A similar story came into the limelight in 2013, when a reputed local brand of turmeric powder had to recall its products from the local market, because the US’ Food & Drug Administration, the New York Health Department and a private laboratory found excessive amounts of lead (48ppm) in the said turmeric powder brand which had been exported to the US. Later, the brand returned to the market, and was then banned again earlier this year by BSTI followed by a High Court instruction to remove 52 products, which included the turmeric powder brand, for failing quality tests. After retesting though, the ban on the turmeric powder brand was lifted by BSTI, along with two other products.
Incidents like these have become a common scenario in Bangladesh. We have become accustomed to news of this nature, inured to them.

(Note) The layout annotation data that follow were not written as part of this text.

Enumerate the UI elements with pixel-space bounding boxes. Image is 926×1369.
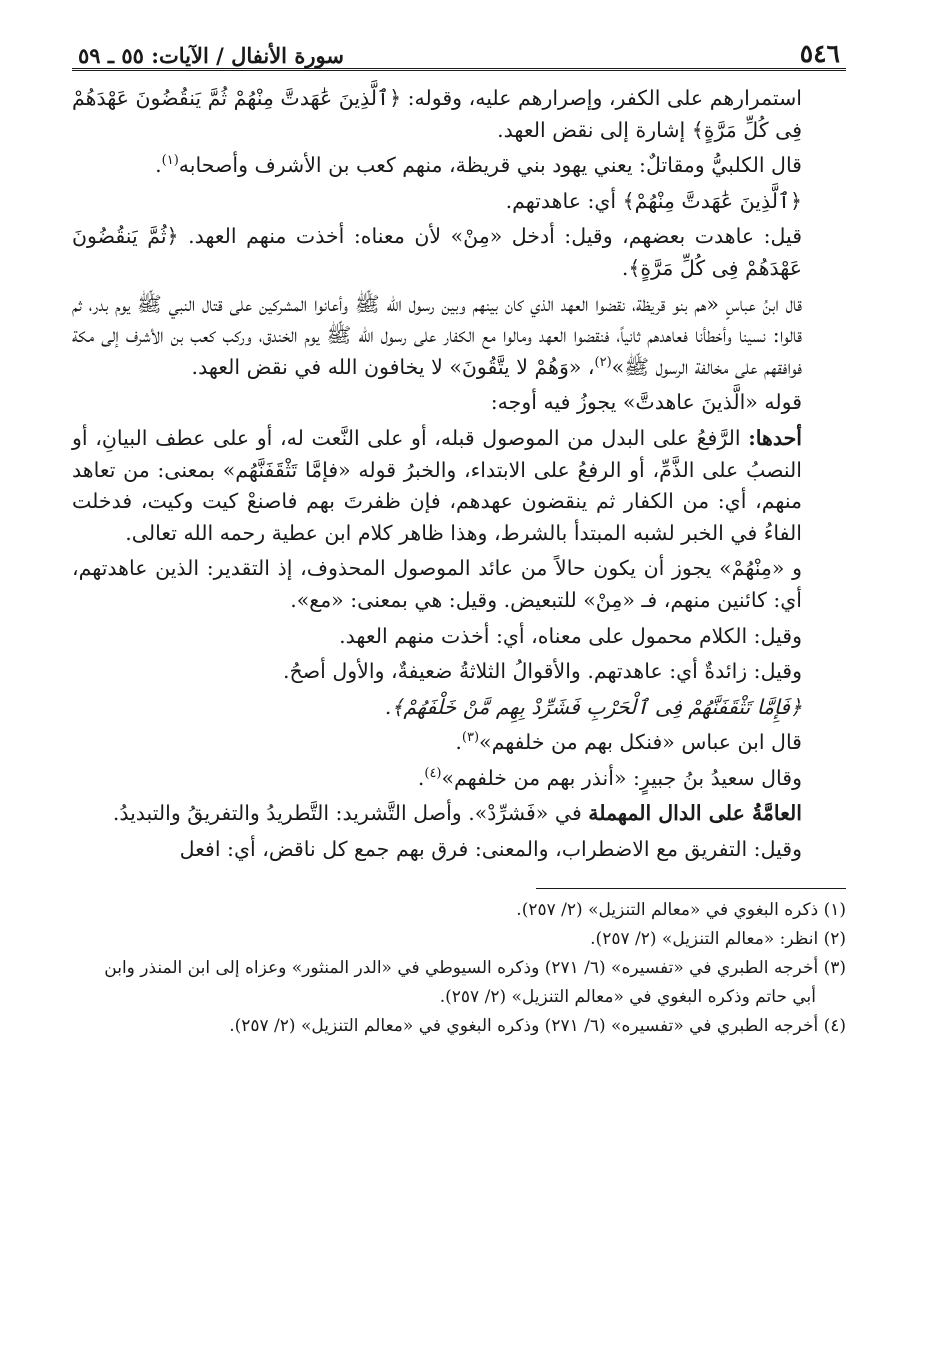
paragraph: وقيل: زائدةٌ أي: عاهدتهم. والأقوالُ الثلاثةُ ضعيفةٌ، والأول أصحُ.	[283, 659, 802, 684]
paragraph: وقال سعيدُ بنُ جبيرٍ: «أنذر بهم من خلفهم»$^{(٤)}$.	[417, 765, 802, 790]
footnote-ref: (٤)	[424, 766, 442, 782]
paragraph: قال ابن عباس «فنكل بهم من خلفهم»$^{(٣)}$.	[455, 730, 802, 755]
paragraph: قوله «الَّذينَ عاهدتَّ» يجوزُ فيه أوجه:	[490, 390, 802, 415]
footnote-ref: (٣)	[461, 730, 480, 746]
paragraph: استمرارهم على الكفر، وإصرارهم عليه، وقوله: ﴿ٱلَّذِينَ عَٰهَدتَّ مِنْهُمْ ثُمَّ يَنقُضُونَ عَهْدَهُمْ فِى كُلِّ مَرَّةٍ﴾ إشارة إلى نقض العهد.	[72, 86, 802, 142]
footnote-divider	[536, 888, 846, 889]
paragraph: ﴿ٱلَّذِينَ عَٰهَدتَّ مِنْهُمْ﴾ أي: عاهدتهم.	[505, 188, 802, 213]
bold-lead: أحدها:	[748, 425, 802, 450]
footnote: (٢) انظر: «معالم التنزيل» (٢/ ٢٥٧).	[590, 928, 846, 949]
running-title: سورة الأنفال / الآيات: ٥٥ ـ ٥٩	[78, 43, 344, 68]
footnote: (٤) أخرجه الطبري في «تفسيره» (٦/ ٢٧١) وذكره البغوي في «معالم التنزيل» (٢/ ٢٥٧).	[229, 1015, 846, 1036]
footnote: (٣) أخرجه الطبري في «تفسيره» (٦/ ٢٧١) وذكره السيوطي في «الدر المنثور» وعزاه إلى ابن المنذر وابن	[104, 957, 846, 978]
quran-verse: ﴿فَإِمَّا تَثْقَفَنَّهُمْ فِى ٱلْحَرْبِ فَشَرِّدْ بِهِم مَّنْ خَلْفَهُمْ﴾.	[384, 694, 802, 719]
paragraph: وقيل: التفريق مع الاضطراب، والمعنى: فرق بهم جمع كل ناقض، أي: افعل	[179, 837, 802, 862]
footnotes	[72, 897, 846, 1040]
footnote-ref: (١)	[161, 153, 179, 169]
page-header	[72, 28, 846, 71]
paragraph: أحدها: الرَّفعُ على البدل من الموصول قبله، أو على النَّعت له، أو على عطف البيانِ، أو النصبُ على الذَّمِّ، أو الرفعُ على الابتداء، والخبرُ قوله «فإمَّا تَثْقَفَنَّهُم» بمعنى: من تعاهد منهم، أي: من الكفار ثم ينقضون عهدهم، فإن ظفرتَ بهم فاصنعْ كيت وكيت، فدخلت الفاءُ في الخبر لشبه المبتدأ بالشرط، وهذا ظاهر كلام ابن عطية رحمه الله تعالى.	[72, 425, 802, 545]
paragraph: قال ابنُ عباسٍ «هم بنو قريظة، نقضوا العهد الذي كان بينهم وبين رسول الله ﷺ وأعانوا المشركين على قتال النبي ﷺ يوم بدر، ثم قالوا: نسينا وأخطأنا فعاهدهم ثانياً، فنقضوا العهد ومالوا مع الكفار على رسول الله ﷺ يوم الخندق، وركب كعب بن الأشرف إلى مكة فوافقهم على مخالفة الرسول ﷺ»$^{(٢)}$، «وَهُمْ لا يتَّقُونَ» لا يخافون الله في نقض العهد.	[72, 291, 803, 379]
footnote-ref: (٢)	[594, 354, 612, 370]
main-text	[72, 83, 846, 866]
paragraph: قال الكلبيُّ ومقاتلٌ: يعني يهود بني قريظة، منهم كعب بن الأشرف وأصحابه$^{(١)}$.	[155, 153, 802, 178]
page-number: ٥٤٦	[799, 39, 840, 68]
bold-lead: العامَّةُ على الدال المهملة	[588, 801, 802, 826]
paragraph	[72, 692, 846, 724]
paragraph: قيل: عاهدت بعضهم، وقيل: أدخل «مِنْ» لأن معناه: أخذت منهم العهد. ﴿ثُمَّ يَنقُضُونَ عَهْدَهُمْ فِى كُلِّ مَرَّةٍ﴾.	[72, 224, 802, 280]
paragraph: و «مِنْهُمْ» يجوز أن يكون حالاً من عائد الموصول المحذوف، إذ التقدير: الذين عاهدتهم، أي: كائنين منهم، فـ «مِنْ» للتبعيض. وقيل: هي بمعنى: «مع».	[72, 556, 802, 612]
paragraph: العامَّةُ على الدال المهملة في «فَشرِّدْ». وأصل التَّشريد: التَّطريدُ والتفريقُ والتبديدُ.	[112, 801, 802, 826]
footnote: (١) ذكره البغوي في «معالم التنزيل» (٢/ ٢٥٧).	[516, 899, 846, 920]
footnote-continuation: أبي حاتم وذكره البغوي في «معالم التنزيل» (٢/ ٢٥٧).	[439, 986, 816, 1007]
paragraph: وقيل: الكلام محمول على معناه، أي: أخذت منهم العهد.	[339, 623, 802, 648]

That said, Bangladesh has made great strides in the last few decades in increasing food production. According to government sources, food production has gone up 40.13 million metric tons. The country also ranks 4th in the world as a rice producer. And we stand 3rd in producing fish and vegetables—how safe they are for consumption is an entirely different matter.

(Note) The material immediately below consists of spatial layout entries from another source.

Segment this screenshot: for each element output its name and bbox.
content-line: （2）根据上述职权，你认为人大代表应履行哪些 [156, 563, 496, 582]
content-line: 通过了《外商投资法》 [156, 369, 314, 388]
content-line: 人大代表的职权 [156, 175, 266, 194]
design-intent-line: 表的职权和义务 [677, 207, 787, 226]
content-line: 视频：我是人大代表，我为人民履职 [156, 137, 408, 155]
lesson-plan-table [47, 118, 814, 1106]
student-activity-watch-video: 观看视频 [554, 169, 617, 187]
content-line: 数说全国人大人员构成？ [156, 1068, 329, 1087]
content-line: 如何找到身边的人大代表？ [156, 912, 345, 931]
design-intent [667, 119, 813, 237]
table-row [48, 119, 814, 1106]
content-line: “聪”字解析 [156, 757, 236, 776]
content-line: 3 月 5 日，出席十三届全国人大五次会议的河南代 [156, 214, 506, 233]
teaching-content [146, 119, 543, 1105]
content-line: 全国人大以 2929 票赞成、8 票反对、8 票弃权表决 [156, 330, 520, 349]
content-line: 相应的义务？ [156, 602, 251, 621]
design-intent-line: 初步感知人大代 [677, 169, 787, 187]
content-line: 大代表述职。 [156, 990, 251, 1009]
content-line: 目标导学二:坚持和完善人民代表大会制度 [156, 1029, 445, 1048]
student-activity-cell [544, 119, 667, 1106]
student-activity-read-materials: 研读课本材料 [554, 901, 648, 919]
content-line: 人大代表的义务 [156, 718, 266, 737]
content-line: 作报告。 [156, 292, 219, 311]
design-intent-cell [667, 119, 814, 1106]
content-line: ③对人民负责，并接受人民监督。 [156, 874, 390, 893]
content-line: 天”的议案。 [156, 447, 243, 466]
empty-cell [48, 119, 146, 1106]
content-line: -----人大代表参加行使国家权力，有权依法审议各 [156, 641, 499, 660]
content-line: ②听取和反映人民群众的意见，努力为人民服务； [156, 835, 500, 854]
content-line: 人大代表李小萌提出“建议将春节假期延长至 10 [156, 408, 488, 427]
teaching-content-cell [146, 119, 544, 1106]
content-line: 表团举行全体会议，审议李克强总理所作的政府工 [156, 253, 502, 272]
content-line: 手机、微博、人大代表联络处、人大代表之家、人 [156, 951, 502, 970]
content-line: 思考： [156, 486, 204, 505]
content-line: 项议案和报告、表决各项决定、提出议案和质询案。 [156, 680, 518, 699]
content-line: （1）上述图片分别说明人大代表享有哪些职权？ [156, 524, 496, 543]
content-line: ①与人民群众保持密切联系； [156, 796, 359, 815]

Thus one cannot help but wonder, with adulterated food disdainfully making their way into our tables, how close are we to achieving food security beyond the statistics, and in the real world?

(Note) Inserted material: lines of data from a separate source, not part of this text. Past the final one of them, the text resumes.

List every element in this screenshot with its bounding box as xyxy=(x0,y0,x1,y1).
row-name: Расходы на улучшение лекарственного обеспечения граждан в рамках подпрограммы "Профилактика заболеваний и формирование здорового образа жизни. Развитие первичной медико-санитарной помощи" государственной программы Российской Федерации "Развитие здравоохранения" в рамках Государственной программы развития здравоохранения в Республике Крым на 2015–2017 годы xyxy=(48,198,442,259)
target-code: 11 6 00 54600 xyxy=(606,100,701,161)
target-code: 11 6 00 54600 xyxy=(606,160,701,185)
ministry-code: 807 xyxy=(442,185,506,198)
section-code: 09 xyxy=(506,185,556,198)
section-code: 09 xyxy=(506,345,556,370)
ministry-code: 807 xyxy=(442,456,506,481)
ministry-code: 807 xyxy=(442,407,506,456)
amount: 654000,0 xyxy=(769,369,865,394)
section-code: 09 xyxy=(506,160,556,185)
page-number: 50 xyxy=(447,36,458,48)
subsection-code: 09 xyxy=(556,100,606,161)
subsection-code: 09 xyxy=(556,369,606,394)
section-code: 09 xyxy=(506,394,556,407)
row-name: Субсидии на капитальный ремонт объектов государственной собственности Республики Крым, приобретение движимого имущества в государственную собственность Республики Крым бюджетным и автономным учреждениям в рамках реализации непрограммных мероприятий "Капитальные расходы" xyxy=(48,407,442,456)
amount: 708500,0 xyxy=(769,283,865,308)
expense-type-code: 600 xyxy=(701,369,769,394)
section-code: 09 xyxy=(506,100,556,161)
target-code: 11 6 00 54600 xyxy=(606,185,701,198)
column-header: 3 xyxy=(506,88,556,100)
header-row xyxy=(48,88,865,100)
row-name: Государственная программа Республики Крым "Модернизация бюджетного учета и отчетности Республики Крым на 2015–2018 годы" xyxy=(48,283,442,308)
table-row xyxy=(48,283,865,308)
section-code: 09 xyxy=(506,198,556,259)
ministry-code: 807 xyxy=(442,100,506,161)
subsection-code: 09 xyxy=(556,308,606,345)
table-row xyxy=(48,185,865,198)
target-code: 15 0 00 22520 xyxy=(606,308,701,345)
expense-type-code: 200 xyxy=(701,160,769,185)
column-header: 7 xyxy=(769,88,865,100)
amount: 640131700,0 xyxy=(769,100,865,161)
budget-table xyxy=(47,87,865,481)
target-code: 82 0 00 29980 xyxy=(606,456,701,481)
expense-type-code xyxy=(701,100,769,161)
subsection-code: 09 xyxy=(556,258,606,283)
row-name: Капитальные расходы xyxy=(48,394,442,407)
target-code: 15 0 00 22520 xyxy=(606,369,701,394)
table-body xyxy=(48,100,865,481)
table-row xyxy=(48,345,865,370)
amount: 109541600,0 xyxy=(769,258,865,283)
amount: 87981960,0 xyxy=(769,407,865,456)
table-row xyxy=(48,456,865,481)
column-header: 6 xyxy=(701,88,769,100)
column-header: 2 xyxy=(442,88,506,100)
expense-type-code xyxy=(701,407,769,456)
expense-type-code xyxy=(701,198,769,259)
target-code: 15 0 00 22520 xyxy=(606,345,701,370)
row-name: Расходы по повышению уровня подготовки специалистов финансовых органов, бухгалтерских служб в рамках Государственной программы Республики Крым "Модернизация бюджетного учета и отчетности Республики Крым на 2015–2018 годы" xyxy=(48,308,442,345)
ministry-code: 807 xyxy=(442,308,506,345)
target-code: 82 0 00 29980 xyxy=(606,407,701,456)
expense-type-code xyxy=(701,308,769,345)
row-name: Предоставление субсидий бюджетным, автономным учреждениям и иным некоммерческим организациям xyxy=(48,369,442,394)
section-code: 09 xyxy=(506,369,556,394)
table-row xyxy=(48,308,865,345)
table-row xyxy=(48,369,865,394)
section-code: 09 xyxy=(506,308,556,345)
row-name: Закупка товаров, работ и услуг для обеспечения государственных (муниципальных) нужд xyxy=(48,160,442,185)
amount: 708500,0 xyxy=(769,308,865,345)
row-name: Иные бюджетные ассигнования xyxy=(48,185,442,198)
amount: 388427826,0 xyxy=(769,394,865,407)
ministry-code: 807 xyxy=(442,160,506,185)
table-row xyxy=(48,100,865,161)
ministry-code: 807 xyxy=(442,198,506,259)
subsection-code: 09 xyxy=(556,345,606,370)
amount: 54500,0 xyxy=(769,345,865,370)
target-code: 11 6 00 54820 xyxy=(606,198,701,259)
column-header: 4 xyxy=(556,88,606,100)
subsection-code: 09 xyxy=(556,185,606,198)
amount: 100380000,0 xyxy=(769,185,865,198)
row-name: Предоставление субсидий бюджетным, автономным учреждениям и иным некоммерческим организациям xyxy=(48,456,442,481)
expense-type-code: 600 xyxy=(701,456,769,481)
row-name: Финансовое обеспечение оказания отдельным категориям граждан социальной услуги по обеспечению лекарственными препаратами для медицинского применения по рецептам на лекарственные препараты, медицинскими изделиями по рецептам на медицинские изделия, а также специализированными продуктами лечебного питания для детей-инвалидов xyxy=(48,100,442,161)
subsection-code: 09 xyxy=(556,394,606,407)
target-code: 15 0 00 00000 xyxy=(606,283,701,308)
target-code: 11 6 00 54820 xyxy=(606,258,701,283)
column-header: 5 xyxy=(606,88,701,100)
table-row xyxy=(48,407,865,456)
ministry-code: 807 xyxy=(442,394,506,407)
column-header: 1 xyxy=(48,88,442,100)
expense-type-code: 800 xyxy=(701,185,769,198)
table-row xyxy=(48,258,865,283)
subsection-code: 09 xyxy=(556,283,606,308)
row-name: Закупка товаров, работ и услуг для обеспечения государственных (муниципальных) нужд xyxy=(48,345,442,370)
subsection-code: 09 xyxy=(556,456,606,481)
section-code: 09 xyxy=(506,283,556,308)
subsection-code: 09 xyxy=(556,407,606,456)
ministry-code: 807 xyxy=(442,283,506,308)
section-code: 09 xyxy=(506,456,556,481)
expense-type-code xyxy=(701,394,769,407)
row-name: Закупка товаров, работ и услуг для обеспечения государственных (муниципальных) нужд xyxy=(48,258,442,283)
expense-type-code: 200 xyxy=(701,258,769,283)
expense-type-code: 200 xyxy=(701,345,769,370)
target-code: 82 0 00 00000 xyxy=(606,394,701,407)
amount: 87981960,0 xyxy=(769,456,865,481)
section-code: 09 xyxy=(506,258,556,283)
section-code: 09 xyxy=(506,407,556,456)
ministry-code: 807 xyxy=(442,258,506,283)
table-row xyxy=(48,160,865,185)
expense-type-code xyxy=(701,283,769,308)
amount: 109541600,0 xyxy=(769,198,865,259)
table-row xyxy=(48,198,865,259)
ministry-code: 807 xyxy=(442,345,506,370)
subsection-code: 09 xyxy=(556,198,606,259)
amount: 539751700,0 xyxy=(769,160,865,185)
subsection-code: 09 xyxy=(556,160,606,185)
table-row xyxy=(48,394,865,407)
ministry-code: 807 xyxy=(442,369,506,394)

There are certainly gaps in the food value chain. And the problem of contamination starts at as early as the pre-production process, which is why heavy metal elements have been found in cow milk or pesticides used in agriculture and unhealthy chemicals in fresh produce.
According to Prof ABM Faroque, former director of Biomedical Research Centre at the Faculty of Pharmacy, Dhaka University, the heavy metal elements might have found their way into the food chain through the water the cows are made to drink or the low-grade fertilizers we use to grow crops, which contain impure elements. Additionally, the excessive use of pesticide to protect fruits and vegetables from insects can result in contamination, since a portion of the insecticides are absorbed in the produce.
There is an evident lack of coordination between the stakeholders in the food business; the various narratives that have emerged from different food control agencies in the wake of the milk fiasco are a manifestation of this persistent problem. This has resulted in lapses in our food quality control process, leading to the myriad problems we are currently facing.
The government enacted the Food Safety Act 2013 in order to address this issue. The Act aims to facilitate coordination among different food control agencies in order to remove the loopholes in the system.
But six years down the line, how much have we been able to achieve in terms of providing healthy and safe food for the citizens? The questions that have been raised over the quality of food, including milk, turmeric and other consumer products that had to be banned, present an unflattering picture. We have a long way ahead of us in this journey.
The Food Safety Act 2013 needs to be more stringently implemented. All the stakeholders, including the relevant government agencies, private dairy businesses and non-government organisations working in this sector, must take collaborative measures to promote agricultural methods that would yield safer food for the people. At the same time, we have to address problems like water and soil contamination in order to prevent heavy metal elements and pesticides from creeping into our food value chain.
It is time for concrete and effective actions—actions that will ensure healthy food for the people, because as stated by Anna Lartey, Director of Nutrition and Food Systems, Food and Agriculture Organization of the United Nations, “It’s not enough to simply fill people’s stomachs–they must be nourished.”